El otro proyecto es el LaBot (2017). Se trata de un chatbot de noticias que funciona a través de aplicaciones de mensajería. Lo creamos junto a las periodistas Francisca Skoknic y Paula Molina, inspiradas en Politibot (el pionero español, a cuyos creadores les arrendamos el software para funcionar) y la app de Quartz para celulares. ¿Qué hacemos? Simulamos una conversación vía chat, donde @robotlabot envía un mensaje a quienes se suscriben a su canal en Telegram y Messenger de Facebook. Cuando tiene algo que contar, @robotlabot envía un mensaje a sus suscriptores y, a través de una botonera, le entrega opciones a cada uno de ellos para responder y continuar (o no) la conversación. ¿De qué hablamos? Durante una primera etapa, entre octubre y diciembre de 2017, el tema fueron las elecciones chilenas. Publicamos cuatro tipos de contenido: periodismo de investigación, periodismo de datos, crónica y artículos explicativos. Pero lo hicimos usando el lenguaje propio de cualquier chat: mensajes cortos, uso de emoticones y gifs. Y, además, dotamos a @robotlabot de una personalidad que mezcla rigurosidad y humor. Esa primera etapa terminó con más de 5 mil suscriptores. En marzo de 2018 relanzamos el chatbot, que seguirá abordando temas de interés público. Hoy LaBot tiene 8 mil suscriptores y ganó el Premio Periodismo de Excelencia 2018. Es un proyecto financiado íntegramente por tres periodistas por dos razones: nos importa el periodismo y queremos ayudar a experimentar e innovar en Chile.
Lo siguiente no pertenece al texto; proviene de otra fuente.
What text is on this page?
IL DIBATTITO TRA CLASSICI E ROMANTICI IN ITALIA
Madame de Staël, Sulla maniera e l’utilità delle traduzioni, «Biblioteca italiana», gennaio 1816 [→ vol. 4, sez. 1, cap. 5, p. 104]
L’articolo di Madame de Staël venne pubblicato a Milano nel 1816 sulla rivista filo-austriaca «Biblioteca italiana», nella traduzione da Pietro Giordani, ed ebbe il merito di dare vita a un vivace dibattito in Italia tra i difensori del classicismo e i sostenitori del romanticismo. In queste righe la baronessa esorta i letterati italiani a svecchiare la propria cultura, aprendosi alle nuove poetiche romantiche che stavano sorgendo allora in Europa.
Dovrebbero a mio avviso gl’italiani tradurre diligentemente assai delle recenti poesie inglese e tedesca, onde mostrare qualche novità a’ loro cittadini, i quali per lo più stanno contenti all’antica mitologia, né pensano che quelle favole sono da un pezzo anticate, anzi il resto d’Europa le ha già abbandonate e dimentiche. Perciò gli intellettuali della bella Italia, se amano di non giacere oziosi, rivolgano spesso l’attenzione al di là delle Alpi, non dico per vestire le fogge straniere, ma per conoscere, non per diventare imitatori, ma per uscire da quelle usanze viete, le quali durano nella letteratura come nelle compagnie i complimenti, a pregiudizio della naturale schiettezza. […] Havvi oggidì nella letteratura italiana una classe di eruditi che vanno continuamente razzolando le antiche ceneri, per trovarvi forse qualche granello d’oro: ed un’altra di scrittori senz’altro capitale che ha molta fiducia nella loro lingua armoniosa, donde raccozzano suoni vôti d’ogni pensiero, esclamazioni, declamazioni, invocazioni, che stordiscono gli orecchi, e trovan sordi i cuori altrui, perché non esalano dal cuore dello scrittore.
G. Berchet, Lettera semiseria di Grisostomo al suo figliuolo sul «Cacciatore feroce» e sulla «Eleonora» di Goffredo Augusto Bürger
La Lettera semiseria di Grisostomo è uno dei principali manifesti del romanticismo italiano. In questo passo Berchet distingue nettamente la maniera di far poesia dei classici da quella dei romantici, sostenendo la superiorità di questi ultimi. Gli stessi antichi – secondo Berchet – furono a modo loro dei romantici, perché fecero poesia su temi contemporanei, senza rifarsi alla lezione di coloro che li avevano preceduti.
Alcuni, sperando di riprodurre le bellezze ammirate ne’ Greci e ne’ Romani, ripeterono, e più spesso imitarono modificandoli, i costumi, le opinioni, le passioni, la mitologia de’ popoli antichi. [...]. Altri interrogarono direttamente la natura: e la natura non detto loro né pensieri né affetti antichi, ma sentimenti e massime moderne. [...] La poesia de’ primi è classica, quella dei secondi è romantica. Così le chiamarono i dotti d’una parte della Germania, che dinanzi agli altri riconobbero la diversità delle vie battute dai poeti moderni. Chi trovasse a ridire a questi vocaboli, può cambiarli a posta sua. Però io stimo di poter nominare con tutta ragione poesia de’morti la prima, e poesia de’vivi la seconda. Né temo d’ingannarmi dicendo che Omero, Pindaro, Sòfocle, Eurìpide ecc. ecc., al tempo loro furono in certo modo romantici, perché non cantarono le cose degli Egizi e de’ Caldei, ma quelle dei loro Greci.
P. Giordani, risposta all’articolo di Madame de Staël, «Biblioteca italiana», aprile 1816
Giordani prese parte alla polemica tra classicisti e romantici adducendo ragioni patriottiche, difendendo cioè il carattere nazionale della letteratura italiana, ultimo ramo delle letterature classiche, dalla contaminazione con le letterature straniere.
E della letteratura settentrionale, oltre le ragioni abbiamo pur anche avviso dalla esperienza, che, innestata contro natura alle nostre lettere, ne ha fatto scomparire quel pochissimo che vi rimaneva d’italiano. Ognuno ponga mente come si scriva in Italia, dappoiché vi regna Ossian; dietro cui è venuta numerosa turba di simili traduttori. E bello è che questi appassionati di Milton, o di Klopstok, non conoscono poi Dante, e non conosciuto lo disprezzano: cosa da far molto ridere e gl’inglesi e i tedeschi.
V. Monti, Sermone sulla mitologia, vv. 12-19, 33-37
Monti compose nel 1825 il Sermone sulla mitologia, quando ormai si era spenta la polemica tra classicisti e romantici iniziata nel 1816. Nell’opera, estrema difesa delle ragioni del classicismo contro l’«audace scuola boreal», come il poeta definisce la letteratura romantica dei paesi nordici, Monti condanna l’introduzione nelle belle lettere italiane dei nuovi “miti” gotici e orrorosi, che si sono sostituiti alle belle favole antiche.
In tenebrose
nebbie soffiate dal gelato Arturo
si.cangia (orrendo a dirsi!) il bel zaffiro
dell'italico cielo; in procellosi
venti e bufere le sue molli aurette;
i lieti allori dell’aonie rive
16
Aquí el mensaje central es: hay que aproximarse a este ecosistema, aprender sobre él y, sobre todo, unir fuerzas con quienes lo entienden. En el mejor de los casos, inventar. En ese cruce, me parece, surgirán más soluciones para relevar lo verdadero de lo falso. Para, como plantea Baron, “ponernos de acuerdo en un conjunto de hechos básicos” y poder así discutir sobre esos asuntos públicos que deben ocuparnos a todos.